Saturday, July 08, 2006

Foi Culpa do Vento.


Foi culpa do vento


Em tempos nem tão distantes da memória, o velho Chico era um rio bem diferente do que se mostra aos nossos olhos hoje. Nele, nas velhas e saudosas canoas de tolda, passeavam embarcados desde músicos, noivos a defuntos enrolados em redes ou nos átrios silenciosos dos féretros.
No silêncio da noite, quando a lua vinha doirar suas águas, dizem os mais velhos, o rio confabulava com suas margens chamando os encantos lendários, as visões de almas, os causos obscuros.
Nossas viagens de Traipu para Penedo eram feitas nessas velhas canoas de tolda. Eu e meus pais viajávamos contentes como se o rio nos propiciasse encanto aos nossos olhos.
Naquele sábado, cedinho, estávamos prontos para mais uma das nossas alegres viagens. Eu fui o primeiro a chegar à margem e pôr os pés na canoa. Com meu lugar garantido, pus-me a esperá-los, o que não demorou.
_Frederico, arrume-se para não tombar n’água: o Chico é o Chico. Tem força e encanto.
Papai ia logo à frente do canoeiro. Mamãe agarrada à madeira da canoa e ciente de que estava firme. O bico da canoa cortava a água do rio, mansamente, como se beijos de amor lhe desse. O vento ajudava, e a canoa deslizava depressa, barriga a barriga com o velho Chico, como se cioso de amor por seu casco estivesse.

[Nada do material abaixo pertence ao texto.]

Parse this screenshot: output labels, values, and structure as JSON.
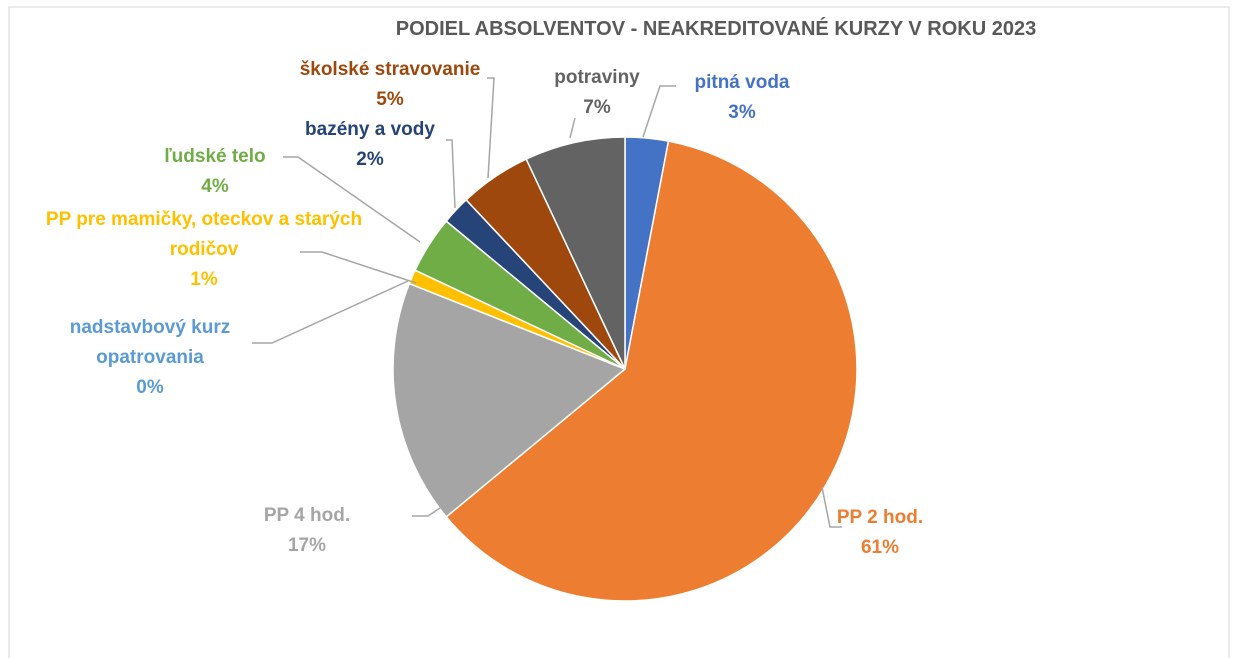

Chegamos a Penedo ainda com o sol forte. Fomos direto ao que mais nos interessava no centro da cidade. A canoa ficou lá, solitária, talvez a namorar o rio ao balanço das ondas namoradeiras.

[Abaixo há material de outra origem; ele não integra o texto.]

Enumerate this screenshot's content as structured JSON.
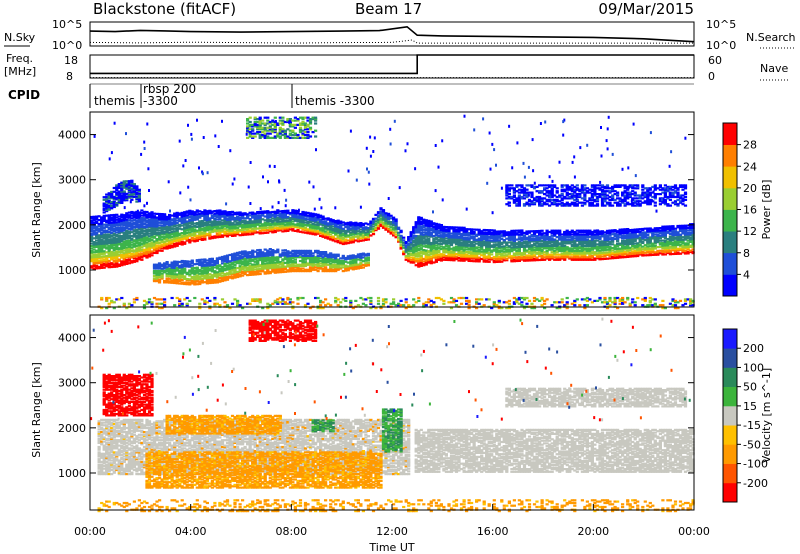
{
  "header": {
    "station": "Blackstone (fitACF)",
    "beam": "Beam 17",
    "date": "09/Mar/2015"
  },
  "chart_data": [
    {
      "panel": "noise",
      "type": "line",
      "left_label": "N.Sky",
      "right_label": "N.Search",
      "left_ticks": [
        "10^5",
        "10^0"
      ],
      "right_ticks": [
        "10^5",
        "10^0"
      ],
      "series": [
        {
          "name": "N.Sky",
          "style": "solid",
          "x": [
            0,
            1,
            2,
            3,
            4,
            6,
            8,
            10,
            11.5,
            12.6,
            13,
            14,
            16,
            18,
            20,
            22,
            24
          ],
          "y": [
            0.62,
            0.6,
            0.65,
            0.63,
            0.6,
            0.58,
            0.6,
            0.62,
            0.64,
            0.8,
            0.45,
            0.42,
            0.4,
            0.38,
            0.36,
            0.3,
            0.18
          ]
        },
        {
          "name": "N.Search",
          "style": "dotted",
          "x": [
            0,
            2,
            4,
            6,
            8,
            10,
            12,
            12.8,
            13,
            16,
            20,
            24
          ],
          "y": [
            0.15,
            0.13,
            0.16,
            0.14,
            0.12,
            0.14,
            0.15,
            0.25,
            0.12,
            0.12,
            0.12,
            0.12
          ]
        }
      ]
    },
    {
      "panel": "freq-nave",
      "type": "line",
      "left_label_1": "Freq.",
      "left_label_2": "[MHz]",
      "right_label": "Nave",
      "left_ticks": [
        "18",
        "8"
      ],
      "right_ticks": [
        "60",
        "0"
      ],
      "series": [
        {
          "name": "Freq.",
          "style": "solid",
          "x": [
            0,
            13,
            13,
            24
          ],
          "y": [
            10,
            10,
            18,
            18
          ]
        },
        {
          "name": "Nave",
          "style": "dotted",
          "x": [
            0,
            24
          ],
          "y": [
            1,
            1
          ]
        }
      ]
    },
    {
      "panel": "cpid",
      "left_label": "CPID",
      "segments": [
        {
          "start": 0,
          "label_1": "themis",
          "label_2": ""
        },
        {
          "start": 2,
          "label_1": "rbsp 200",
          "label_2": "-3300"
        },
        {
          "start": 8,
          "label_1": "themis -3300",
          "label_2": ""
        }
      ]
    },
    {
      "panel": "power",
      "type": "heatmap",
      "ylabel": "Slant Range [km]",
      "yticks": [
        1000,
        2000,
        3000,
        4000
      ],
      "ylim": [
        180,
        4500
      ],
      "colorbar": {
        "title": "Power [dB]",
        "ticks": [
          "4",
          "8",
          "12",
          "16",
          "20",
          "24",
          "28"
        ],
        "colors": [
          "#0000ff",
          "#1f4fd8",
          "#2a7f7f",
          "#3cb44b",
          "#9ace32",
          "#f0c000",
          "#ff7f00",
          "#ff0000"
        ]
      },
      "echo_bands": [
        {
          "x": [
            0,
            1,
            2,
            3,
            4,
            5,
            6,
            7,
            8,
            9,
            10,
            11,
            11.5,
            12.1,
            12.5,
            13,
            14,
            16,
            18,
            20,
            22,
            24
          ],
          "y_low": [
            1050,
            1100,
            1250,
            1500,
            1650,
            1750,
            1800,
            1850,
            1900,
            1800,
            1600,
            1700,
            2000,
            1750,
            1250,
            1100,
            1250,
            1200,
            1250,
            1250,
            1350,
            1400
          ],
          "y_high": [
            2200,
            2250,
            2350,
            2250,
            2350,
            2350,
            2300,
            2350,
            2350,
            2250,
            2100,
            2050,
            2400,
            2150,
            1650,
            2200,
            2000,
            1900,
            1900,
            1900,
            1950,
            2050
          ]
        },
        {
          "x": [
            2.5,
            3,
            4,
            5,
            6,
            7,
            8,
            9,
            10,
            11
          ],
          "y_low": [
            750,
            750,
            700,
            750,
            900,
            950,
            1000,
            1000,
            1000,
            1100
          ],
          "y_high": [
            1150,
            1200,
            1250,
            1300,
            1450,
            1500,
            1450,
            1450,
            1350,
            1400
          ]
        },
        {
          "x": [
            0.5,
            1,
            1.5,
            2
          ],
          "y_low": [
            2300,
            2450,
            2600,
            2500
          ],
          "y_high": [
            2650,
            2900,
            3050,
            2800
          ]
        }
      ],
      "patches": [
        {
          "x0": 6.2,
          "x1": 8.9,
          "y0": 3950,
          "y1": 4420
        },
        {
          "x0": 16.5,
          "x1": 23.7,
          "y0": 2450,
          "y1": 2900
        },
        {
          "x0": 0.3,
          "x1": 24,
          "y0": 180,
          "y1": 430
        }
      ]
    },
    {
      "panel": "velocity",
      "type": "heatmap",
      "ylabel": "Slant Range [km]",
      "yticks": [
        1000,
        2000,
        3000,
        4000
      ],
      "ylim": [
        180,
        4500
      ],
      "xlabel": "Time UT",
      "xticks": [
        "00:00",
        "04:00",
        "08:00",
        "12:00",
        "16:00",
        "20:00",
        "00:00"
      ],
      "xlim": [
        0,
        24
      ],
      "colorbar": {
        "title": "Velocity [m s^-1]",
        "ticks": [
          "-200",
          "-100",
          "-50",
          "-15",
          "15",
          "50",
          "100",
          "200"
        ],
        "colors": [
          "#ff0000",
          "#ff5500",
          "#ff9a00",
          "#ffc000",
          "#c8c8c0",
          "#3cb43c",
          "#2a8a5a",
          "#2a4fa0",
          "#1a1aff"
        ]
      },
      "velocity_regions": [
        {
          "x0": 0.3,
          "x1": 12.6,
          "y0": 1000,
          "y1": 2200,
          "value": 0
        },
        {
          "x0": 12.9,
          "x1": 24,
          "y0": 1050,
          "y1": 2000,
          "value": 0
        },
        {
          "x0": 0.5,
          "x1": 2.5,
          "y0": 2300,
          "y1": 3200,
          "value": -200
        },
        {
          "x0": 2.2,
          "x1": 11.5,
          "y0": 700,
          "y1": 1500,
          "value": -40
        },
        {
          "x0": 3.0,
          "x1": 7.5,
          "y0": 1900,
          "y1": 2300,
          "value": -40
        },
        {
          "x0": 6.3,
          "x1": 8.9,
          "y0": 3950,
          "y1": 4420,
          "value": -200
        },
        {
          "x0": 8.8,
          "x1": 9.6,
          "y0": 1950,
          "y1": 2200,
          "value": 50
        },
        {
          "x0": 11.6,
          "x1": 12.3,
          "y0": 1500,
          "y1": 2450,
          "value": 50
        },
        {
          "x0": 16.5,
          "x1": 23.7,
          "y0": 2500,
          "y1": 2900,
          "value": 0
        },
        {
          "x0": 0.3,
          "x1": 24,
          "y0": 180,
          "y1": 430,
          "value": -40
        }
      ]
    }
  ]
}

Almoçamos uma apetitosa moqueca de surubim; mamãe preferiu um suculento pirão de pitu; melamos as mãos, ela e eu, no quebrar das patas, na delícia da refeição.
Era hora de retornarmos. Subimos na canoa, acomodamos os pacotes e fomos levados até Porto Real do Colégio. Estivemos a visitar um irmão de papai, o tio Monsenhor Álvaro. Era costume de papai visitá-lo quando próximos àquela cidade passávamos.
E sem que pudéssemos fazer nada, o vento parou de soprar e a viagem daí até Traipu teve que ser interrompida. Tivemos que pernoitar em casa do tio. Na janta, uma sopa deliciosa e eu me atirei com gulodice a ela, comi até encher. Esqueci-me do meu problema crônico.
_Mãe, e aquilo? De noite?
_Reze para seu anjo da guarda que não vai acontecer aqui.
_Mãe...
Fomos dormir; eu mais cedo que meus velhos. Lá para
as tantas da madrugada achei de acordar. Entristecido, senti que algo havia me acontecido e fiquei apavorado. A enurese noturna havia me traído mais uma vez. Eu havia me ensopado e ensopado a rede de urina. Restava-me uma solidão envergonhada.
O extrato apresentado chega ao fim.